In today's media marketplace — where cell phones can take pictures, play music and games and connect to Web sites — it's all about thinking small and mobile.

"Historically, we've always had students thinking bigger and bigger. It's gone from radio to television to the movie screen, to the era of blockbuster films. All of a sudden, things have reversed and everything is getting smaller," said Lynch.

The submission deadline is Jan. 10. A winner will be chosen from among 10 finalists and announced online Jan. 30.

The idea came to Lynch last year while she was in New York City attending an industry conference. One of the topics was the future of mobile delivery of content.

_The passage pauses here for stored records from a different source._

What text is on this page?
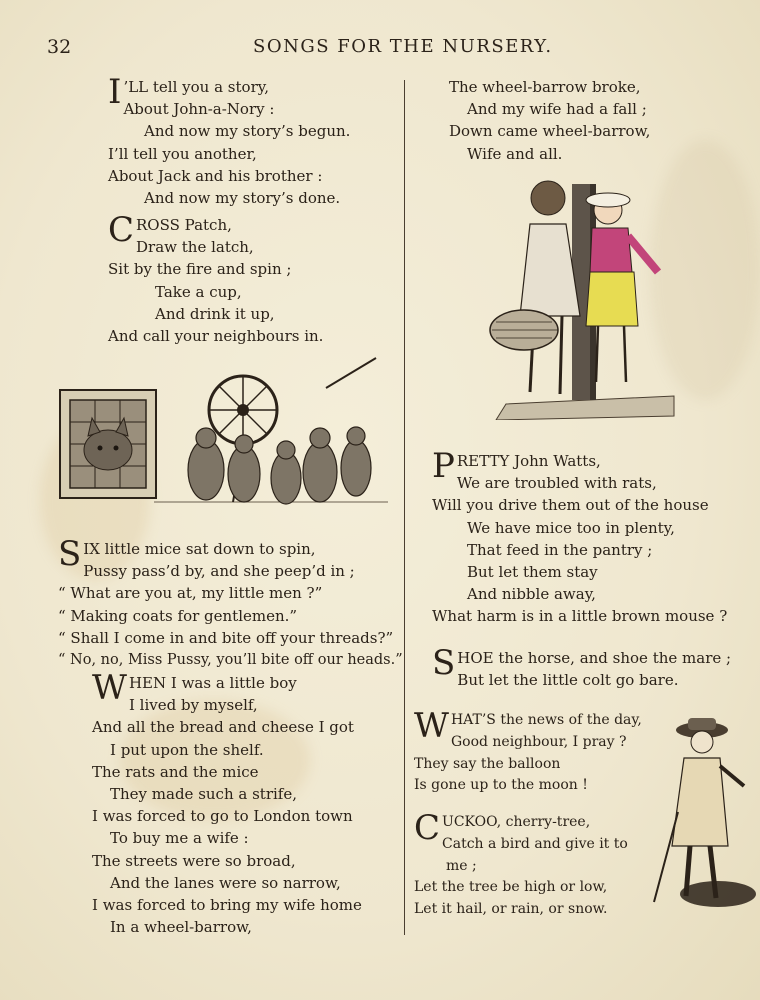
32	SONGS FOR THE NURSERY.
I ’LL tell you a story,
About John-a-Nory :
And now my story’s begun.
I’ll tell you another,
About Jack and his brother :
And now my story’s done.
C ROSS Patch,
Draw the latch,
Sit by the fire and spin ;
Take a cup,
And drink it up,
And call your neighbours in.
S IX little mice sat down to spin,
Pussy pass’d by, and she peep’d in ;
“ What are you at, my little men ?”
“ Making coats for gentlemen.”
“ Shall I come in and bite off your threads?”
“ No, no, Miss Pussy, you’ll bite off our heads.”
W HEN I was a little boy
I lived by myself,
And all the bread and cheese I got
I put upon the shelf.
The rats and the mice
They made such a strife,
I was forced to go to London town
To buy me a wife :
The streets were so broad,
And the lanes were so narrow,
I was forced to bring my wife home
In a wheel-barrow,
The wheel-barrow broke,
And my wife had a fall ;
Down came wheel-barrow,
Wife and all.
P RETTY John Watts,
We are troubled with rats,
Will you drive them out of the house
We have mice too in plenty,
That feed in the pantry ;
But let them stay
And nibble away,
What harm is in a little brown mouse ?
S HOE the horse, and shoe the mare ;
But let the little colt go bare.
W HAT’S the news of the day,
Good neighbour, I pray ?
They say the balloon
Is gone up to the moon !
C UCKOO, cherry-tree,
Catch a bird and give it to
me ;
Let the tree be high or low,
Let it hail, or rain, or snow.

Disasters like Hurricane Katrina and the July bombings in London showed what cell phone cameras are capable of, as everyday people used them to provide TV stations and the Internet with vivid images of the devastation.

There are an estimated 2 billion mobile phone subscribers worldwide and 194.5 million in the United States, according to the Washington, D.C.-based CTIA The Wireless Association.

About 130 million Americans own cell phones with camera capabilities and approximately half of those camera phones also shoot video, said Roger Entner, an analyst with Ovum, a Boston-based technology consulting firm.

This fall, MTV launched "Head and Body," a comedy series of eight programs created exclusively for cell phone users. Last year, Zoie Films, an Atlanta-based producer of independent films and festivals, ran what it billed as the world's first cell-phone film festival.

And in October, the Forum des Images in Paris held its first Pocket Film Festival, which included everything from 30-second shorts to mini-soap operas to full-length features.